Re: [PATCH v2] driver/perf: Add PMU driver for the ARM DMC-620 memory controller.

From: Mark Rutland
Date: Thu Aug 13 2020 - 06:47:25 EST


On Mon, May 11, 2020 at 01:44:52PM -0700, Tuan Phan wrote:
> DMC-620 PMU supports 10 total counters that are independently
> programmable for different events and can be individually started and
> stopped.
>
> ACPI is only supported; device tree support is welcomed to be added and
> tested for other platforms.
>
> Usage example:
> #perf stat -e arm_dmc620_10008c000/clk_cycle_count/ -C 0
> Get perf event for clk_cycle_count counter.
>
> #perf stat -e arm_dmc620_10008c000/clkdiv2_allocate,mask=0x1f,match=0x2f,
> incr=2,invert=1/ -C 0
> The above example shows how to specify mask, match, incr,
> invert parameters for clkdiv2_allocate event.
>
> Signed-off-by: Tuan Phan <tuanphan@xxxxxxxxxxxxxxxxxxxxxx>
> ---
> Changes in v2:
> - Removed IRQF_SHARED flag and added support for multiple
> PMUs sharing the same interrupt.
> - Fixed an interrupt handler race condition.
>
> The ACPI binding spec for PMU DMC620 is under beta and located
> in ARM server group under project "ACPI on ARM".

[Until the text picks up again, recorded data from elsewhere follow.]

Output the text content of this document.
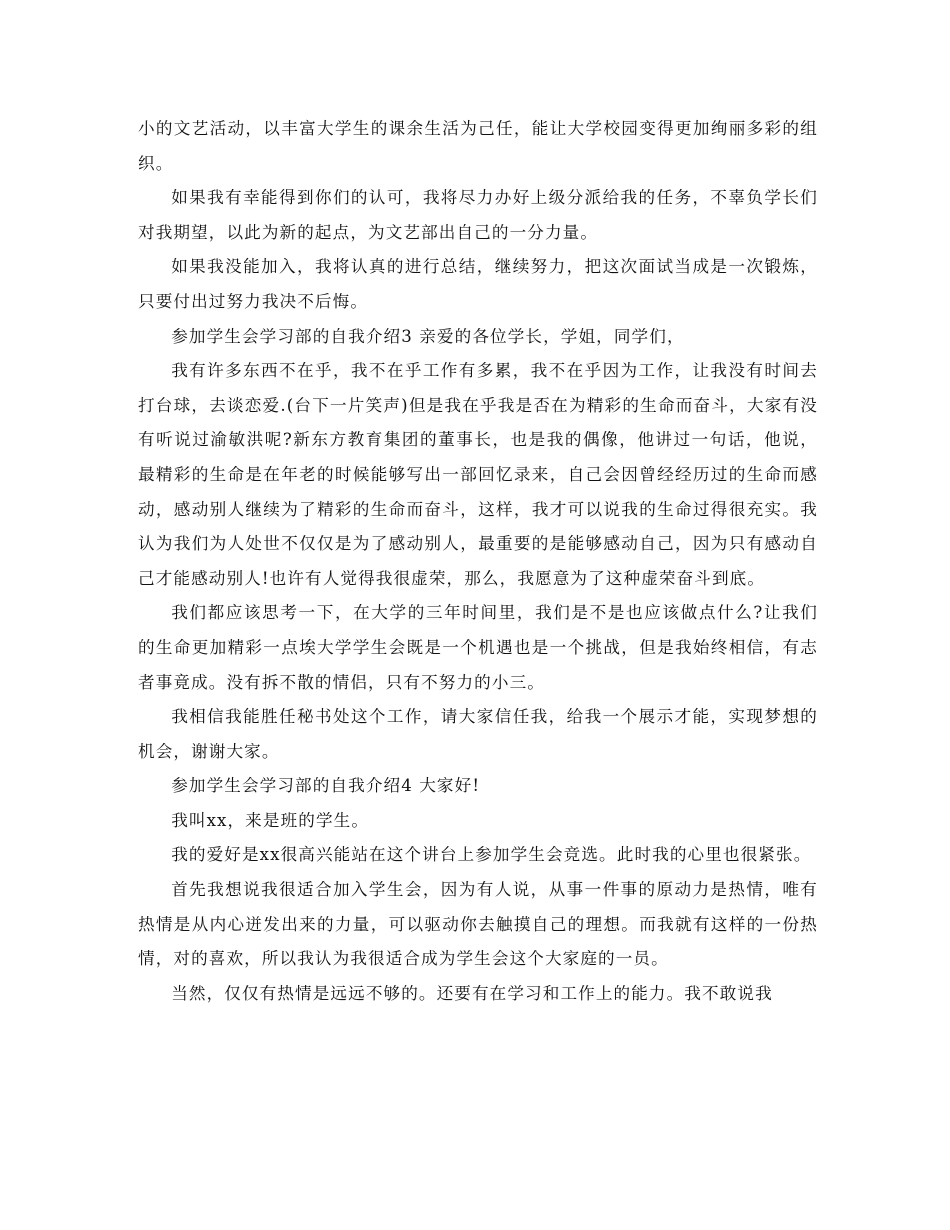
小的文艺活动，以丰富大学生的课余生活为己任，能让大学校园变得更加绚丽多彩的组织。

如果我有幸能得到你们的认可，我将尽力办好上级分派给我的任务，不辜负学长们对我期望，以此为新的起点，为文艺部出自己的一分力量。

如果我没能加入，我将认真的进行总结，继续努力，把这次面试当成是一次锻炼，只要付出过努力我决不后悔。

参加学生会学习部的自我介绍3 亲爱的各位学长，学姐，同学们，

我有许多东西不在乎，我不在乎工作有多累，我不在乎因为工作，让我没有时间去打台球，去谈恋爱.(台下一片笑声)但是我在乎我是否在为精彩的生命而奋斗，大家有没有听说过渝敏洪呢?新东方教育集团的董事长，也是我的偶像，他讲过一句话，他说，最精彩的生命是在年老的时候能够写出一部回忆录来，自己会因曾经经历过的生命而感动，感动别人继续为了精彩的生命而奋斗，这样，我才可以说我的生命过得很充实。我认为我们为人处世不仅仅是为了感动别人，最重要的是能够感动自己，因为只有感动自己才能感动别人!也许有人觉得我很虚荣，那么，我愿意为了这种虚荣奋斗到底。

我们都应该思考一下，在大学的三年时间里，我们是不是也应该做点什么?让我们的生命更加精彩一点埃大学学生会既是一个机遇也是一个挑战，但是我始终相信，有志者事竟成。没有拆不散的情侣，只有不努力的小三。

我相信我能胜任秘书处这个工作，请大家信任我，给我一个展示才能，实现梦想的机会，谢谢大家。

参加学生会学习部的自我介绍4 大家好!

我叫xx，来是班的学生。

我的爱好是xx很高兴能站在这个讲台上参加学生会竞选。此时我的心里也很紧张。

首先我想说我很适合加入学生会，因为有人说，从事一件事的原动力是热情，唯有热情是从内心迸发出来的力量，可以驱动你去触摸自己的理想。而我就有这样的一份热情，对的喜欢，所以我认为我很适合成为学生会这个大家庭的一员。

当然，仅仅有热情是远远不够的。还要有在学习和工作上的能力。我不敢说我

I'm not sure what this means. Where is this ARM server group itself
located?

Looking at the TRM, I couldn't see where many of the register field
values were defined, which makes it difficult to review. Which
documentation are you looking at?

[...]

> +#define DMC620_PA_SHIFT 12
> +#define DMC620_CNT_MAX_PERIOD 0xffffffff
> +#define DMC620_PMU_CLKDIV2_MAX_COUNTERS 8
> +#define DMC620_PMU_CLK_MAX_COUNTERS 2
> +#define DMC620_PMU_MAX_COUNTERS \
> + (DMC620_PMU_CLKDIV2_MAX_COUNTERS + DMC620_PMU_CLK_MAX_COUNTERS)
> +
> +#define DMC620_PMU_OVERFLOW_STATUS_CLKDIV2_OFFSET 8

Could we please drop the '_OFFSET' suffix? I don't think it's adding
anything, and it makes this more painful to read/write.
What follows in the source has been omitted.